Podjechali do departamentu. Ciężkie wrota były szczelnie zamknięte, w kamiennym ogrodzeniu czerniały strzelnice, których uprzednio nie było. Departament upodobnił się do twierdzy gotowej odeprzeć oblężenie. W pobliżu pawiloniku stało trzech mężczyzn i ruda broda Zefa płonęła wśród zieleni niczym egzotyczny kwiat.
— Nie wiem — powiedział Maksym. — Będę robił wszystko to, co mi polecą fachowcy. Jeżeli zajdzie potrzeba, zajmę się inflacją. Jeśli zajdzie konieczność, będę topił łodzie podwodne… Ale swoje naczelne zadanie znam dokładnie: dopóki żyję, nie dopuścić, aby ktokolwiek zbudował tu jeszcze jedno Centrum… Nawet w najlepszych zamiarach.
Wędrowiec milczał, brama była już zupełnie blisko.

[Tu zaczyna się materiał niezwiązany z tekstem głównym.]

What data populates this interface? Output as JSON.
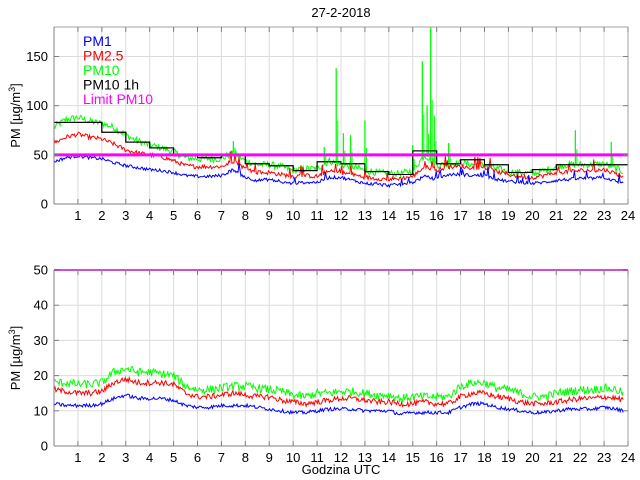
{
  "chart_data": [
    {
      "type": "line",
      "title": "27-2-2018",
      "xlabel": "",
      "ylabel": "PM [µg/m³]",
      "ylabel_base": "PM [µg/m",
      "ylabel_sup": "3",
      "ylabel_end": "]",
      "xlim": [
        0,
        24
      ],
      "ylim": [
        0,
        180
      ],
      "xticks": [
        "1",
        "2",
        "3",
        "4",
        "5",
        "6",
        "7",
        "8",
        "9",
        "10",
        "11",
        "12",
        "13",
        "14",
        "15",
        "16",
        "17",
        "18",
        "19",
        "20",
        "21",
        "22",
        "23",
        "24"
      ],
      "yticks": [
        "0",
        "50",
        "100",
        "150"
      ],
      "ytick_values": [
        0,
        50,
        100,
        150
      ],
      "grid": true,
      "legend_position": "top-left",
      "legend": [
        {
          "name": "PM1",
          "color": "#0000ff"
        },
        {
          "name": "PM2.5",
          "color": "#ff0000"
        },
        {
          "name": "PM10",
          "color": "#00ff00"
        },
        {
          "name": "PM10 1h",
          "color": "#000000"
        },
        {
          "name": "Limit PM10",
          "color": "#ff00ff"
        }
      ],
      "series": [
        {
          "name": "PM10",
          "color": "#00ff00",
          "x": [
            0,
            0.5,
            1,
            1.5,
            2,
            2.5,
            3,
            3.5,
            4,
            4.5,
            5,
            5.5,
            6,
            6.5,
            7,
            7.5,
            8,
            8.5,
            9,
            9.5,
            10,
            10.5,
            11,
            11.5,
            12,
            12.5,
            13,
            13.5,
            14,
            14.5,
            15,
            15.5,
            16,
            16.5,
            17,
            17.5,
            18,
            18.5,
            19,
            19.5,
            20,
            20.5,
            21,
            21.5,
            22,
            22.5,
            23,
            23.5,
            23.8
          ],
          "values": [
            78,
            86,
            88,
            84,
            82,
            78,
            70,
            64,
            60,
            57,
            53,
            47,
            46,
            46,
            46,
            52,
            44,
            40,
            40,
            38,
            34,
            36,
            36,
            44,
            40,
            38,
            34,
            32,
            31,
            31,
            34,
            50,
            40,
            40,
            42,
            40,
            40,
            36,
            33,
            32,
            31,
            34,
            38,
            40,
            40,
            40,
            41,
            36,
            33
          ]
        },
        {
          "name": "PM2.5",
          "color": "#ff0000",
          "x": [
            0,
            0.5,
            1,
            1.5,
            2,
            2.5,
            3,
            3.5,
            4,
            4.5,
            5,
            5.5,
            6,
            6.5,
            7,
            7.5,
            8,
            8.5,
            9,
            9.5,
            10,
            10.5,
            11,
            11.5,
            12,
            12.5,
            13,
            13.5,
            14,
            14.5,
            15,
            15.5,
            16,
            16.5,
            17,
            17.5,
            18,
            18.5,
            19,
            19.5,
            20,
            20.5,
            21,
            21.5,
            22,
            22.5,
            23,
            23.5,
            23.8
          ],
          "values": [
            62,
            68,
            71,
            68,
            66,
            61,
            55,
            52,
            50,
            48,
            44,
            39,
            38,
            38,
            38,
            44,
            36,
            32,
            32,
            30,
            28,
            29,
            28,
            33,
            32,
            30,
            27,
            26,
            25,
            26,
            28,
            38,
            34,
            38,
            38,
            37,
            37,
            33,
            30,
            28,
            27,
            29,
            32,
            33,
            34,
            34,
            35,
            31,
            28
          ]
        },
        {
          "name": "PM1",
          "color": "#0000ff",
          "x": [
            0,
            0.5,
            1,
            1.5,
            2,
            2.5,
            3,
            3.5,
            4,
            4.5,
            5,
            5.5,
            6,
            6.5,
            7,
            7.5,
            8,
            8.5,
            9,
            9.5,
            10,
            10.5,
            11,
            11.5,
            12,
            12.5,
            13,
            13.5,
            14,
            14.5,
            15,
            15.5,
            16,
            16.5,
            17,
            17.5,
            18,
            18.5,
            19,
            19.5,
            20,
            20.5,
            21,
            21.5,
            22,
            22.5,
            23,
            23.5,
            23.8
          ],
          "values": [
            43,
            47,
            49,
            47,
            46,
            42,
            39,
            37,
            35,
            34,
            32,
            29,
            28,
            28,
            29,
            35,
            27,
            24,
            25,
            22,
            21,
            22,
            22,
            27,
            27,
            24,
            21,
            20,
            19,
            20,
            22,
            28,
            25,
            30,
            30,
            29,
            29,
            25,
            23,
            22,
            21,
            22,
            24,
            25,
            26,
            26,
            27,
            23,
            21
          ]
        },
        {
          "name": "PM10 1h",
          "color": "#000000",
          "step": true,
          "x": [
            0,
            1,
            2,
            3,
            4,
            5,
            6,
            7,
            8,
            9,
            10,
            11,
            12,
            13,
            14,
            15,
            16,
            17,
            18,
            19,
            20,
            21,
            22,
            23
          ],
          "values": [
            83,
            83,
            73,
            63,
            57,
            49,
            47,
            50,
            41,
            39,
            34,
            43,
            41,
            33,
            30,
            54,
            41,
            45,
            40,
            32,
            35,
            40,
            40,
            40
          ]
        },
        {
          "name": "Limit PM10",
          "color": "#ff00ff",
          "x": [
            0,
            24
          ],
          "values": [
            50,
            50
          ]
        }
      ],
      "spikes_pm10": [
        {
          "x": 7.5,
          "y": 64
        },
        {
          "x": 11.3,
          "y": 58
        },
        {
          "x": 11.8,
          "y": 138
        },
        {
          "x": 12.1,
          "y": 72
        },
        {
          "x": 12.4,
          "y": 70
        },
        {
          "x": 13.0,
          "y": 85
        },
        {
          "x": 15.0,
          "y": 60
        },
        {
          "x": 15.4,
          "y": 145
        },
        {
          "x": 15.6,
          "y": 100
        },
        {
          "x": 15.75,
          "y": 180
        },
        {
          "x": 15.9,
          "y": 90
        },
        {
          "x": 16.5,
          "y": 62
        },
        {
          "x": 21.8,
          "y": 75
        },
        {
          "x": 23.3,
          "y": 63
        }
      ]
    },
    {
      "type": "line",
      "title": "",
      "xlabel": "Godzina UTC",
      "ylabel": "PM [µg/m³]",
      "ylabel_base": "PM [µg/m",
      "ylabel_sup": "3",
      "ylabel_end": "]",
      "xlim": [
        0,
        24
      ],
      "ylim": [
        0,
        50
      ],
      "xticks": [
        "1",
        "2",
        "3",
        "4",
        "5",
        "6",
        "7",
        "8",
        "9",
        "10",
        "11",
        "12",
        "13",
        "14",
        "15",
        "16",
        "17",
        "18",
        "19",
        "20",
        "21",
        "22",
        "23",
        "24"
      ],
      "yticks": [
        "0",
        "10",
        "20",
        "30",
        "40",
        "50"
      ],
      "ytick_values": [
        0,
        10,
        20,
        30,
        40,
        50
      ],
      "grid": true,
      "series": [
        {
          "name": "PM10",
          "color": "#00ff00",
          "x": [
            0,
            0.5,
            1,
            1.5,
            2,
            2.5,
            3,
            3.5,
            4,
            4.5,
            5,
            5.5,
            6,
            6.5,
            7,
            7.5,
            8,
            8.5,
            9,
            9.5,
            10,
            10.5,
            11,
            11.5,
            12,
            12.5,
            13,
            13.5,
            14,
            14.5,
            15,
            15.5,
            16,
            16.5,
            17,
            17.5,
            18,
            18.5,
            19,
            19.5,
            20,
            20.5,
            21,
            21.5,
            22,
            22.5,
            23,
            23.5,
            23.8
          ],
          "values": [
            18,
            18,
            17.5,
            17.5,
            18,
            21,
            22,
            21,
            21,
            20.5,
            20,
            17,
            16,
            16,
            16.5,
            17,
            17,
            16.5,
            16,
            15.5,
            14.5,
            14,
            15,
            15,
            15.5,
            15.5,
            15,
            14.5,
            14.5,
            13.5,
            14,
            14,
            14,
            14,
            17,
            18,
            18,
            16.5,
            16,
            15,
            14,
            14,
            15,
            15.5,
            16,
            16,
            16.5,
            16,
            15
          ]
        },
        {
          "name": "PM2.5",
          "color": "#ff0000",
          "x": [
            0,
            0.5,
            1,
            1.5,
            2,
            2.5,
            3,
            3.5,
            4,
            4.5,
            5,
            5.5,
            6,
            6.5,
            7,
            7.5,
            8,
            8.5,
            9,
            9.5,
            10,
            10.5,
            11,
            11.5,
            12,
            12.5,
            13,
            13.5,
            14,
            14.5,
            15,
            15.5,
            16,
            16.5,
            17,
            17.5,
            18,
            18.5,
            19,
            19.5,
            20,
            20.5,
            21,
            21.5,
            22,
            22.5,
            23,
            23.5,
            23.8
          ],
          "values": [
            16,
            15.5,
            15,
            15,
            15.5,
            18,
            19,
            18,
            18,
            18,
            17.5,
            15,
            14,
            14,
            14.5,
            15,
            14.5,
            14,
            14,
            13,
            12.5,
            12,
            12.5,
            13,
            13.5,
            13.5,
            13,
            12.5,
            12.5,
            12,
            12,
            12.5,
            12,
            12,
            14,
            15,
            15,
            14,
            13.5,
            12.5,
            12,
            12,
            12.5,
            13,
            13.5,
            13.5,
            14,
            13.5,
            13
          ]
        },
        {
          "name": "PM1",
          "color": "#0000ff",
          "x": [
            0,
            0.5,
            1,
            1.5,
            2,
            2.5,
            3,
            3.5,
            4,
            4.5,
            5,
            5.5,
            6,
            6.5,
            7,
            7.5,
            8,
            8.5,
            9,
            9.5,
            10,
            10.5,
            11,
            11.5,
            12,
            12.5,
            13,
            13.5,
            14,
            14.5,
            15,
            15.5,
            16,
            16.5,
            17,
            17.5,
            18,
            18.5,
            19,
            19.5,
            20,
            20.5,
            21,
            21.5,
            22,
            22.5,
            23,
            23.5,
            23.8
          ],
          "values": [
            12,
            11.5,
            11.5,
            11.5,
            12,
            13.5,
            14.5,
            13.5,
            13.5,
            13.5,
            13,
            11.5,
            11,
            11,
            11.5,
            11.5,
            11.5,
            11,
            10.5,
            10,
            9.5,
            9.5,
            10,
            10.5,
            10.5,
            10.5,
            10,
            10,
            10,
            9,
            9.5,
            9.5,
            9.5,
            9.5,
            11,
            12,
            12,
            11,
            10.5,
            10,
            9.5,
            9.5,
            10,
            10.5,
            10.5,
            10.5,
            11,
            10.5,
            10
          ]
        },
        {
          "name": "Limit PM10",
          "color": "#ff00ff",
          "x": [
            0,
            24
          ],
          "values": [
            50,
            50
          ]
        }
      ]
    }
  ]
}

Zef przedarł się przez żywopłot i wyszedł na drogę. Z ramienia zwisał mu automat i z daleka było widać, że Zef jest wściekły, niczego nie rozumie i zaraz ze straszliwymi przekleństwami zażąda wyjaśnień, czemu go, massaraksz, oderwano od pracy, zawrócono głowę Wędrowcem i kazano jak smarkaczowi przez blisko dwie godziny sterczeć wśród kwiatów.